Antique shop owners cherish local items
Store values importance of local history
NEW MARKET – Still River Days Antiques stresses the importance of local items, and cherishes the stories behind them even more, said Trudy Burgess, who owns the store with her husband David Burgess.
The store, located at 9408 S. Congress St., held its grand opening last weekend.
“Our philosophy is that it (items in the store) need to be re-homed where it can continue to tell its story,” said Trudy Burgess. “For instance, the 1911 royal chairs we have in here – they were found in a barn… We’ve decided that we would rather invest the money and not make a whole lot off of them but put them back into a condition where those chairs could continue to serve the purpose that they were meant to serve.”
The fondness for local items was echoed by Wendy Demello, of Quicksburg, a Still River Days’ customer and owner of Third Hill Winery.
“I try to do the winery with antiques from the valley,” Demello said. “Most of our winery contains the old things from the valley… That’s why we’ve been antique shopping for years… I’ve bought several things from here (Still River Days.) … It’s really convenient. We come down to New Market a lot; it’s kind of our town.”

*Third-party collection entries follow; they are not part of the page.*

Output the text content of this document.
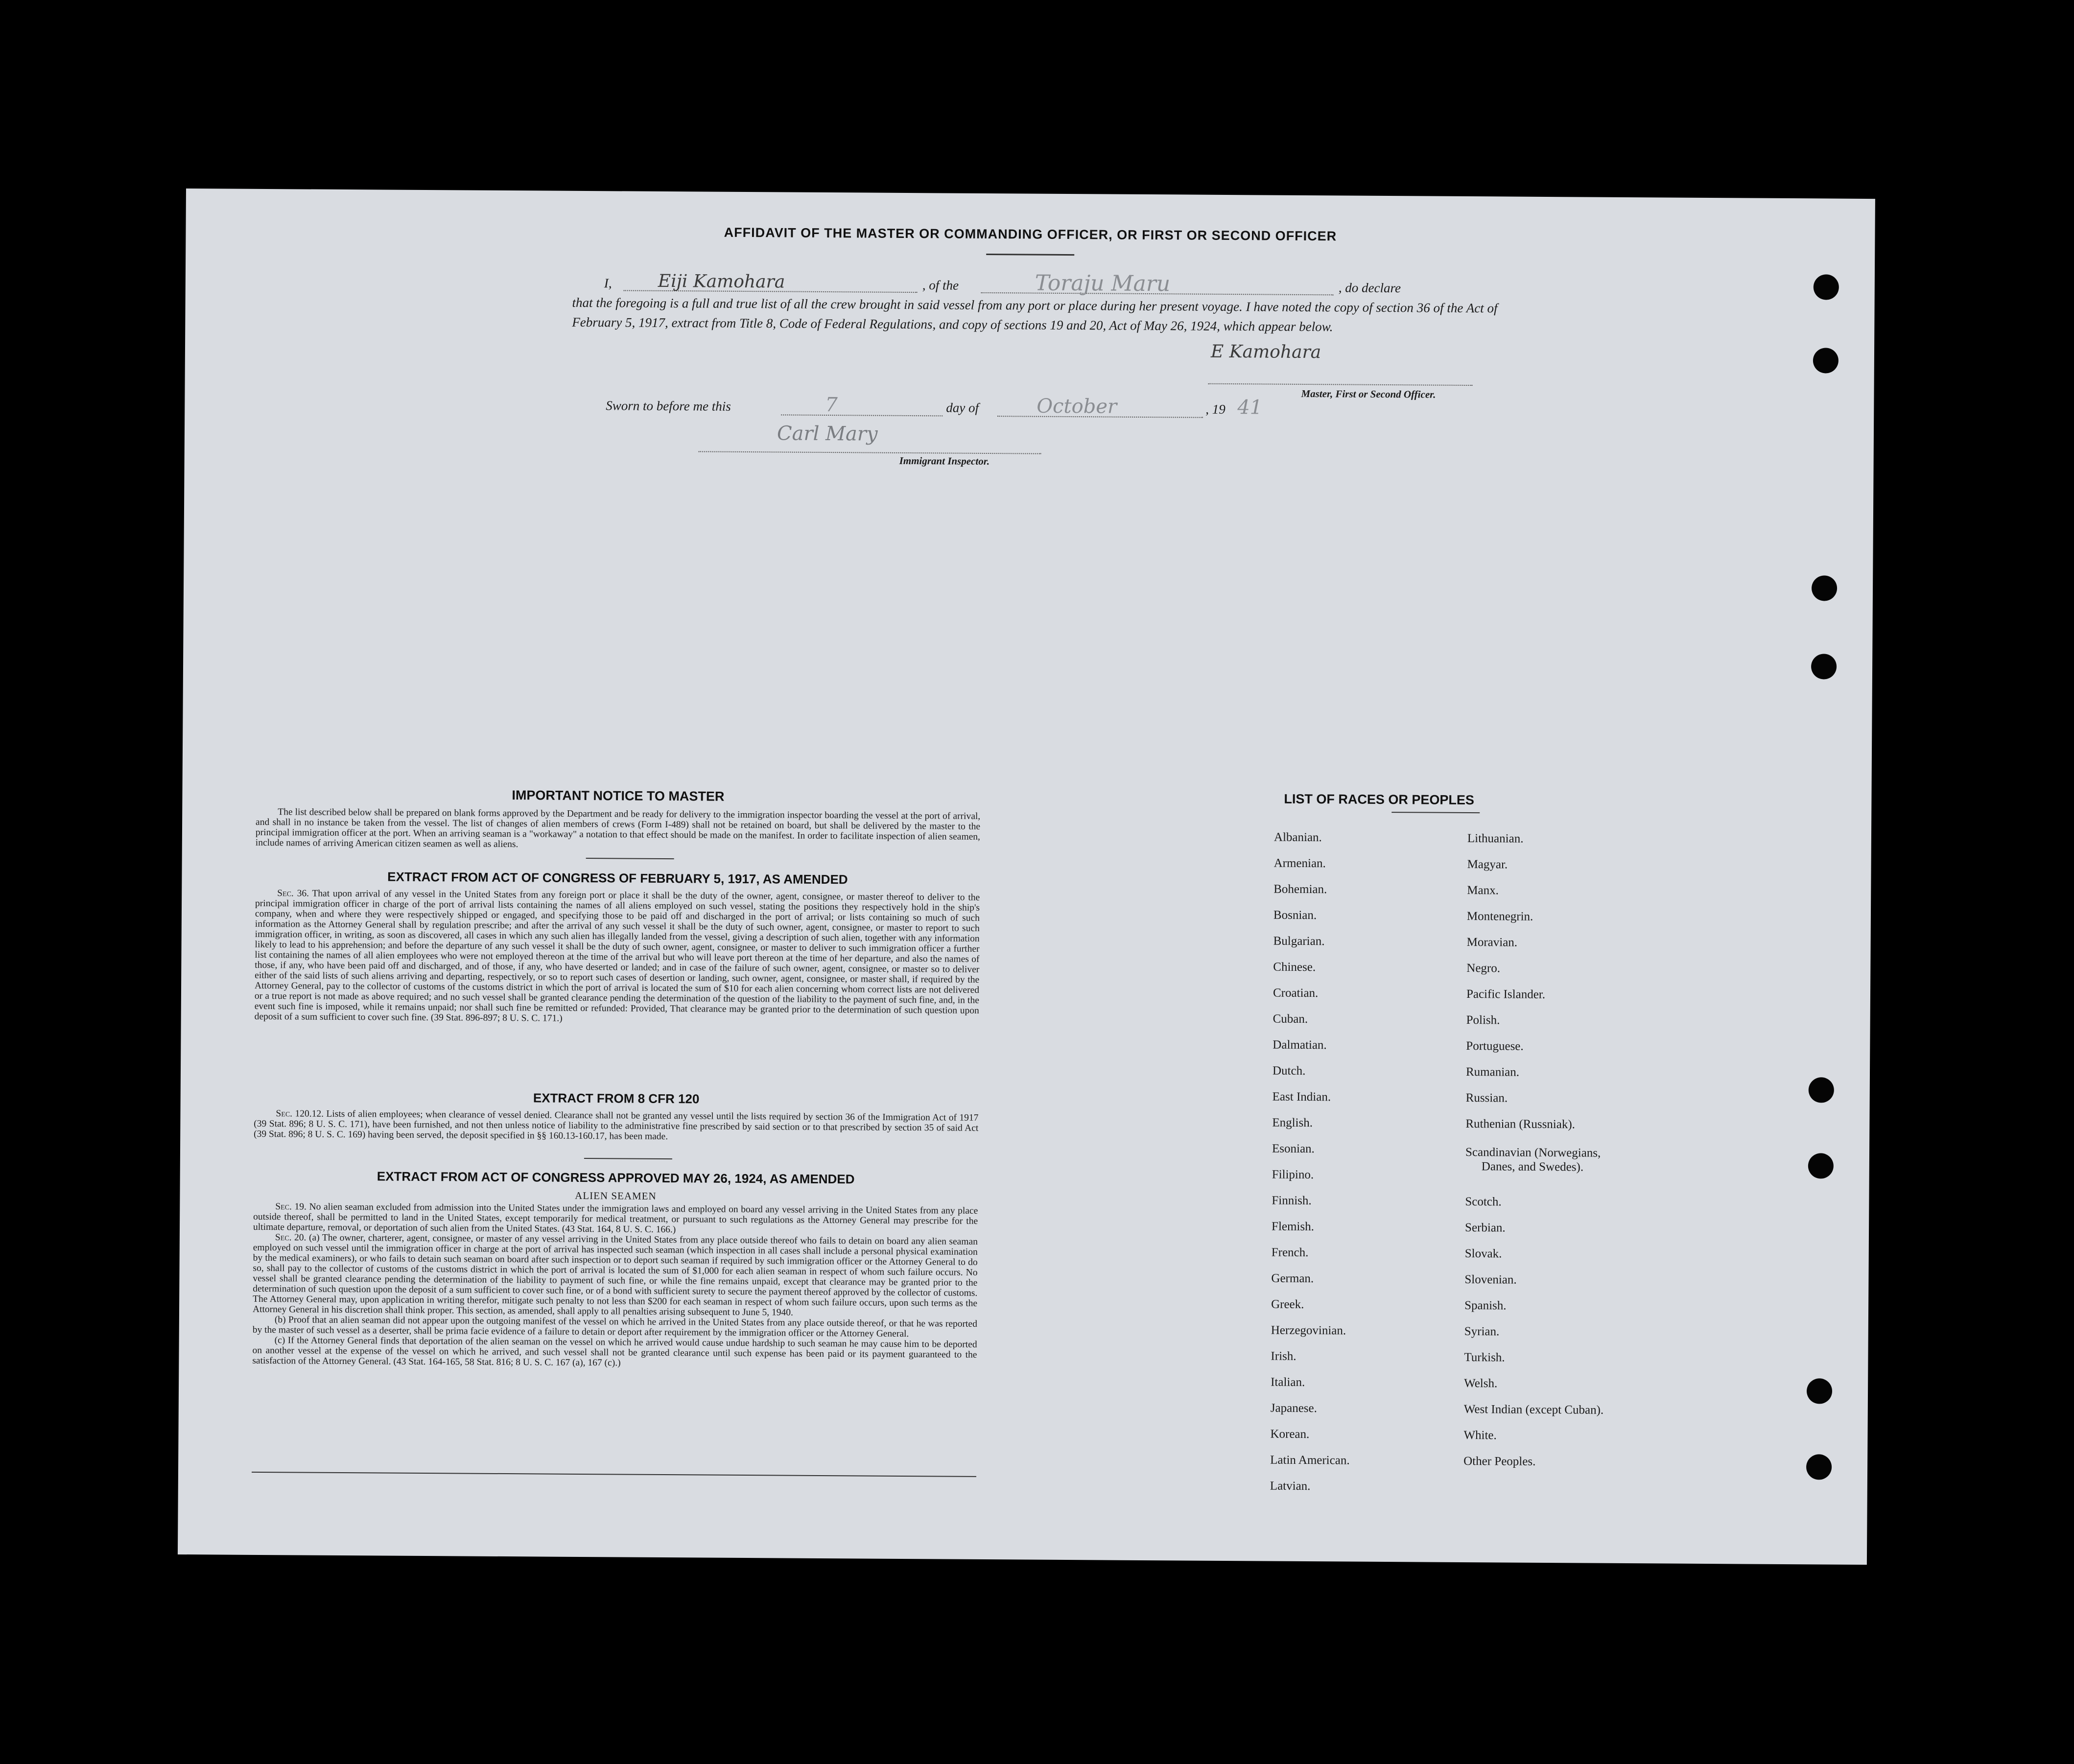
AFFIDAVIT OF THE MASTER OR COMMANDING OFFICER, OR FIRST OR SECOND OFFICER
I,	Eiji Kamohara	, of the	Toraju Maru	, do declare
that the foregoing is a full and true list of all the crew brought in said vessel from any port or place during her present voyage. I have noted the copy of section 36 of the Act of February 5, 1917, extract from Title 8, Code of Federal Regulations, and copy of sections 19 and 20, Act of May 26, 1924, which appear below.
E Kamohara
Master, First or Second Officer.
Sworn to before me this	7	day of	October	, 19 41
Carl Mary
Immigrant Inspector.
IMPORTANT NOTICE TO MASTER
The list described below shall be prepared on blank forms approved by the Department and be ready for delivery to the immigration inspector boarding the vessel at the port of arrival, and shall in no instance be taken from the vessel. The list of changes of alien members of crews (Form I-489) shall not be retained on board, but shall be delivered by the master to the principal immigration officer at the port. When an arriving seaman is a "workaway" a notation to that effect should be made on the manifest. In order to facilitate inspection of alien seamen, include names of arriving American citizen seamen as well as aliens.
EXTRACT FROM ACT OF CONGRESS OF FEBRUARY 5, 1917, AS AMENDED
Sec. 36. That upon arrival of any vessel in the United States from any foreign port or place it shall be the duty of the owner, agent, consignee, or master thereof to deliver to the principal immigration officer in charge of the port of arrival lists containing the names of all aliens employed on such vessel, stating the positions they respectively hold in the ship's company, when and where they were respectively shipped or engaged, and specifying those to be paid off and discharged in the port of arrival; or lists containing so much of such information as the Attorney General shall by regulation prescribe; and after the arrival of any such vessel it shall be the duty of such owner, agent, consignee, or master to report to such immigration officer, in writing, as soon as discovered, all cases in which any such alien has illegally landed from the vessel, giving a description of such alien, together with any information likely to lead to his apprehension; and before the departure of any such vessel it shall be the duty of such owner, agent, consignee, or master to deliver to such immigration officer a further list containing the names of all alien employees who were not employed thereon at the time of the arrival but who will leave port thereon at the time of her departure, and also the names of those, if any, who have been paid off and discharged, and of those, if any, who have deserted or landed; and in case of the failure of such owner, agent, consignee, or master so to deliver either of the said lists of such aliens arriving and departing, respectively, or so to report such cases of desertion or landing, such owner, agent, consignee, or master shall, if required by the Attorney General, pay to the collector of customs of the customs district in which the port of arrival is located the sum of $10 for each alien concerning whom correct lists are not delivered or a true report is not made as above required; and no such vessel shall be granted clearance pending the determination of the question of the liability to the payment of such fine, and, in the event such fine is imposed, while it remains unpaid; nor shall such fine be remitted or refunded: Provided, That clearance may be granted prior to the determination of such question upon deposit of a sum sufficient to cover such fine. (39 Stat. 896-897; 8 U. S. C. 171.)
EXTRACT FROM 8 CFR 120
Sec. 120.12. Lists of alien employees; when clearance of vessel denied. Clearance shall not be granted any vessel until the lists required by section 36 of the Immigration Act of 1917 (39 Stat. 896; 8 U. S. C. 171), have been furnished, and not then unless notice of liability to the administrative fine prescribed by said section or to that prescribed by section 35 of said Act (39 Stat. 896; 8 U. S. C. 169) having been served, the deposit specified in §§ 160.13-160.17, has been made.
EXTRACT FROM ACT OF CONGRESS APPROVED MAY 26, 1924, AS AMENDED
ALIEN SEAMEN
Sec. 19. No alien seaman excluded from admission into the United States under the immigration laws and employed on board any vessel arriving in the United States from any place outside thereof, shall be permitted to land in the United States, except temporarily for medical treatment, or pursuant to such regulations as the Attorney General may prescribe for the ultimate departure, removal, or deportation of such alien from the United States. (43 Stat. 164, 8 U. S. C. 166.)
Sec. 20. (a) The owner, charterer, agent, consignee, or master of any vessel arriving in the United States from any place outside thereof who fails to detain on board any alien seaman employed on such vessel until the immigration officer in charge at the port of arrival has inspected such seaman (which inspection in all cases shall include a personal physical examination by the medical examiners), or who fails to detain such seaman on board after such inspection or to deport such seaman if required by such immigration officer or the Attorney General to do so, shall pay to the collector of customs of the customs district in which the port of arrival is located the sum of $1,000 for each alien seaman in respect of whom such failure occurs. No vessel shall be granted clearance pending the determination of the liability to payment of such fine, or while the fine remains unpaid, except that clearance may be granted prior to the determination of such question upon the deposit of a sum sufficient to cover such fine, or of a bond with sufficient surety to secure the payment thereof approved by the collector of customs. The Attorney General may, upon application in writing therefor, mitigate such penalty to not less than $200 for each seaman in respect of whom such failure occurs, upon such terms as the Attorney General in his discretion shall think proper. This section, as amended, shall apply to all penalties arising subsequent to June 5, 1940.
(b) Proof that an alien seaman did not appear upon the outgoing manifest of the vessel on which he arrived in the United States from any place outside thereof, or that he was reported by the master of such vessel as a deserter, shall be prima facie evidence of a failure to detain or deport after requirement by the immigration officer or the Attorney General.
(c) If the Attorney General finds that deportation of the alien seaman on the vessel on which he arrived would cause undue hardship to such seaman he may cause him to be deported on another vessel at the expense of the vessel on which he arrived, and such vessel shall not be granted clearance until such expense has been paid or its payment guaranteed to the satisfaction of the Attorney General. (43 Stat. 164-165, 58 Stat. 816; 8 U. S. C. 167 (a), 167 (c).)
LIST OF RACES OR PEOPLES
Albanian.
Armenian.
Bohemian.
Bosnian.
Bulgarian.
Chinese.
Croatian.
Cuban.
Dalmatian.
Dutch.
East Indian.
English.
Esonian.
Filipino.
Finnish.
Flemish.
French.
German.
Greek.
Herzegovinian.
Irish.
Italian.
Japanese.
Korean.
Latin American.
Latvian.
Lithuanian.
Magyar.
Manx.
Montenegrin.
Moravian.
Negro.
Pacific Islander.
Polish.
Portuguese.
Rumanian.
Russian.
Ruthenian (Russniak).
Scandinavian (Norwegians,
Danes, and Swedes).
Scotch.
Serbian.
Slovak.
Slovenian.
Spanish.
Syrian.
Turkish.
Welsh.
West Indian (except Cuban).
White.
Other Peoples.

The Burgesses’ original plan was to open an antique shop several years from now, but Trudy Burgess said that some medical problems forced her to retire from her job.
“I worked for a Fortune 500 company,” she explained. “I was doing 12- to 14-hour days and I’ve had migraines since I was in my 20s, and because of working that many hours and having the stress that I had, my migraines went from one or two a month to four or five a week.”
Trudy Burgess said that her doctor recommended that she take a year off at first to allow her brain to recover, but after that didn’t fully correct it, she was advised to stop working that kind of work altogether.
“David and I’s plan was to start an antique store in 10 years and because of my health, we decided to jump in and do our planning 10 years early.”
Now that she has switched over to a less stressful line of work, she said she is committed to preserving the area’s history and reconnecting people to relics from the past.
“I love it when I come across things that are long-term family names,” she said. “The first thing I do before I price it and put it out, I call or Facebook the people that I know are attached to that item… That’s why we have pictures all over the store, because we have actually had somebody walk in and go, ‘Oh my gosh, that’s my uncle,’ and we just pull it off and give it to them, we don’t even charge them.”